Os versos da Elizabeth como “Compromisso”, “Devaneio”, “Aliança” e outros, falam de um amor humano, ardente, mas de uma transcendência, dos que amam sem querer possuir; ou colocar toda a chama deste amor numa única existência, porém sob o prisma da imortalidade da alma e das vidas sucessivas. Encontros e reencontros marcam as palavras, que parecem bailar nos seus versos, tão musicais, numa cadência única de quem brinca mesmo com as palavras, que aprendeu a amar e conhecer, de dentro das paredes de sua casa. As primeiras cadeiras de roda que Elizabeth Montenari usou - como um dia nos contou Lívia - eram adaptadas de cadeiras comuns, pois naquela época não existia a tecnologia que temos hoje. Nossa querida Beth passou grande parte da sua adolescência internada em um hospital no Rio de janeiro, submetendo-se a inúmeras cirurgias para realizar o sonho de ficar de pé e, quando indagada, o porquê de tanto sacrifício, pois, no máximo o que conseguiria era caminhar lentamente e com dificuldade extrema, ela dizia firme: Quero falar de jesus de pé! 

Conta-se que no hospital ela era hostilizada por causa da sua alegria, autenticidade e otimismo, sem trazer os traços da amargura, o peso da palavra e da condição de “deficiente”, cujo estigma a sociedade vem lutando até hoje para erradicar. Nunca se deixou abater. Aprendeu as primeiras letras com a dedicada professora e também poetisa Dona Carmem da Silva Xavier, que ministrava as aulas na casa da Elizabeth, vencida pela dificuldade de se locomover até à escola, mais pela dependência de outra pessoas que a levassem, porque por ela não haveria mesmo nenhuma barreira, como não houve em lutar, realizar, e viver intensamente, os cinquenta e cinco anos de existência, incentivando, compartilhando e semeando os seus versos, como quem semeia ideias libertadoras. 

Escreveu para a Gazeta de Leopoldina, a revista O Médium de Juiz de Fora e participou da Antologia Leopoldinense em 1979 e 1980. Seus poemas foram premiados em concursos de poesias, entre eles O Concurso de Poesias Augusto dos Anjos, do qual foi uma grande incentivadora e divulgadora, tendo sido premiados neste concurso, amigos dela como René de Oliveira Filho e Irma de Juiz de Fora. 

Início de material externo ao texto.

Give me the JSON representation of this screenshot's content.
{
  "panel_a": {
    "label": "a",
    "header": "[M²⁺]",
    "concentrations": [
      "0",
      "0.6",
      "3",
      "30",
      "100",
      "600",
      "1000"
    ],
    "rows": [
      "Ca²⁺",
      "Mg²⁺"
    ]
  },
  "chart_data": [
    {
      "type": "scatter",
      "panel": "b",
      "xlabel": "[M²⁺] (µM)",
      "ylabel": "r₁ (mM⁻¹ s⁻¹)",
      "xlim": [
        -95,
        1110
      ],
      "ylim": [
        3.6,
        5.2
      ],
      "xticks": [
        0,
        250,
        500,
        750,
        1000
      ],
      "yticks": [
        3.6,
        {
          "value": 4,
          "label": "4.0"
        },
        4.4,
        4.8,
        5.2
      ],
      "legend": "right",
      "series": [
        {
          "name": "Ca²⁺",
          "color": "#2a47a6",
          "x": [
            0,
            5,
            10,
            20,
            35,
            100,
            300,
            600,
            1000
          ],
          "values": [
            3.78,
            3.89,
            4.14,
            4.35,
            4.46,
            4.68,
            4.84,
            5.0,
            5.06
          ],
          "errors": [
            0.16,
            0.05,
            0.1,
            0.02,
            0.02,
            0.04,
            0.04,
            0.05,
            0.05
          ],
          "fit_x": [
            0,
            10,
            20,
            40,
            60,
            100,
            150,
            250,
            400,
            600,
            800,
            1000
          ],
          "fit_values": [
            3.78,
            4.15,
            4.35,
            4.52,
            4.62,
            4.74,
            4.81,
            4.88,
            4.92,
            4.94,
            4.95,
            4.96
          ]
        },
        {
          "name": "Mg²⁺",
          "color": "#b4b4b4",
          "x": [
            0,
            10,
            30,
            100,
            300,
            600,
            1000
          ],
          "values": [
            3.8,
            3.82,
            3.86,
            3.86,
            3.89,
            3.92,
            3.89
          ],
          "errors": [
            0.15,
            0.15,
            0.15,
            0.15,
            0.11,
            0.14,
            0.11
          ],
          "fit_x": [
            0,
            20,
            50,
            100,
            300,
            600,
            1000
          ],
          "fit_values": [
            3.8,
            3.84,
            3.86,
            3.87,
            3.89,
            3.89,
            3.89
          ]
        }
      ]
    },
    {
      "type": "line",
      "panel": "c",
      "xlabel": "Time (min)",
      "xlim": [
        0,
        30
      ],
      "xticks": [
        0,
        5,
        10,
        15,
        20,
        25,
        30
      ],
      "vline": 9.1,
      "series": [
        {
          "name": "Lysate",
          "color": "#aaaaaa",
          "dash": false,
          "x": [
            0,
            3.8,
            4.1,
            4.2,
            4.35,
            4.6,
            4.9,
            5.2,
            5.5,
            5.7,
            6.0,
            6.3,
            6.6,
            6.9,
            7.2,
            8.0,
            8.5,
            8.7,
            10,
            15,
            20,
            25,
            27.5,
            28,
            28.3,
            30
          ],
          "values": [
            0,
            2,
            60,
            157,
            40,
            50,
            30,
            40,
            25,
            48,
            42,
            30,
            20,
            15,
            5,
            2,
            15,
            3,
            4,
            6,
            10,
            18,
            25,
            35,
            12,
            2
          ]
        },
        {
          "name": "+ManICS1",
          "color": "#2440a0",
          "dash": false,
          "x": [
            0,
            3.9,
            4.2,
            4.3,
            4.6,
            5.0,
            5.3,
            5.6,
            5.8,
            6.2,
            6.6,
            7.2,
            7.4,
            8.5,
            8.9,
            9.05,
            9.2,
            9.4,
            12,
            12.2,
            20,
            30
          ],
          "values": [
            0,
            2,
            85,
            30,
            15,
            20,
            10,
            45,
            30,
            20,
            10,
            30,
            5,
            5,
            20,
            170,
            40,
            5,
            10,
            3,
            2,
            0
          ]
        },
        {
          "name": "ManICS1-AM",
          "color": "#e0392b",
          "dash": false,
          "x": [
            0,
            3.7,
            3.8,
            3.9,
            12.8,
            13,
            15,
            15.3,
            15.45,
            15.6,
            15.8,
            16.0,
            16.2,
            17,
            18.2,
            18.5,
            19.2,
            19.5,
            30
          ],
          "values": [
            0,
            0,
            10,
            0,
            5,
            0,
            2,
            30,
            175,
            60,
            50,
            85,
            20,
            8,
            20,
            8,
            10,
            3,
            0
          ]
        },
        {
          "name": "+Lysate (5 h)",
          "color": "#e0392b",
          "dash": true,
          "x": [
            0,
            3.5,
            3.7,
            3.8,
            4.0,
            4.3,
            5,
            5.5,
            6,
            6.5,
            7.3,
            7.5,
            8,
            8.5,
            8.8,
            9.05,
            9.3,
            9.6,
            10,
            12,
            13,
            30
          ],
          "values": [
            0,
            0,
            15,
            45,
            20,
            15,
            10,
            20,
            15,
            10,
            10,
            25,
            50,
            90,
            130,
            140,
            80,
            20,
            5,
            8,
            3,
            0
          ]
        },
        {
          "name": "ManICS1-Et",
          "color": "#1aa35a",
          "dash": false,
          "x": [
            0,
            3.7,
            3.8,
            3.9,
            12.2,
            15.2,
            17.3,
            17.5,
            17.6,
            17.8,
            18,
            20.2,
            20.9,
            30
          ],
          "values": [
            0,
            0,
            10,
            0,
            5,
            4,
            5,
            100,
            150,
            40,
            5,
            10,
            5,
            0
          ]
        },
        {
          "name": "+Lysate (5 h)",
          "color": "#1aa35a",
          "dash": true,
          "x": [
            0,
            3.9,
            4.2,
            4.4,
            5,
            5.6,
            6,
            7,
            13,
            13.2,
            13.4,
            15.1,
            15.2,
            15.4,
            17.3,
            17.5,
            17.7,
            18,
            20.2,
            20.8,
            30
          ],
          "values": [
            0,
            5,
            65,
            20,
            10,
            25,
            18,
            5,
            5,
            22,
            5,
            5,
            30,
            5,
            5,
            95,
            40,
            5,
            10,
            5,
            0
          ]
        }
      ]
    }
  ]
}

Em julho de 2000 aproximadamente dois meses antes de falecer, estávamos em Astolfo Dutra, na Fundação Espírita Abel Gomes, num encontro anual de confrades espíritas. Naquela ocasião Beth me chamou e disse: “Filha, eu vou morrer antes da mamãe. Eu sei disso. Minha saúde não anda boa, e a única coisa que eu queria era que, depois que eu morresse, fosse publicado o meu livro de poesias. E é você quem vai fazer isto, porque você saberá escolher os poemas. ” 

Embora a Dona Alayde, sua mãe, estivesse acamada há vários meses, a Elizabeth Montenari faleceu três meses antes dela. Assim, há quinze anos venho convivendo com esse pedido e promessa, talvez o único pedido numa vida repleta de abdicações e dedicação ao próximo. Ah! Se todas as promessas fossem tão doces quanto esta! Ao escolher as fotografias, ler e reler os seus poemas, senti dificuldades em excluir alguns deles, conforme ela sugeriu, a liberdade poética, nos faz personagens, e também perscrutadores da alma alheia e, por tal razão não sabemos se o poeta fala de si mesmo ou desfila histórias e realidades de outros. 

CEIFA o título do livro escolhido por ela mesma, assim como a fotografia da capa: um campo de trigo dourado pelo sol... 

E esta humilde filha do coração, que abraçou a incumbência de cada desejo colocado nesta obra. A minha escolha por ela como patrona e a aceitação, pela Academia, do seu nome para a cadeira 27, destacam Elizabeth Montenari entre as personalidades que valorizaram a nossa cultura e arte. É o reconhecimento, desta grande mulher que, entre os arroubos de quem ama apaixonadamente, nos ensinou a lutar pelos nossos sonhos, a vencer as dificuldades, e a ter o olhar de poeta em tudo que se movimenta e vive neste orbe, que nos acolhe com abençoada oportunidade de crescimento e evolução.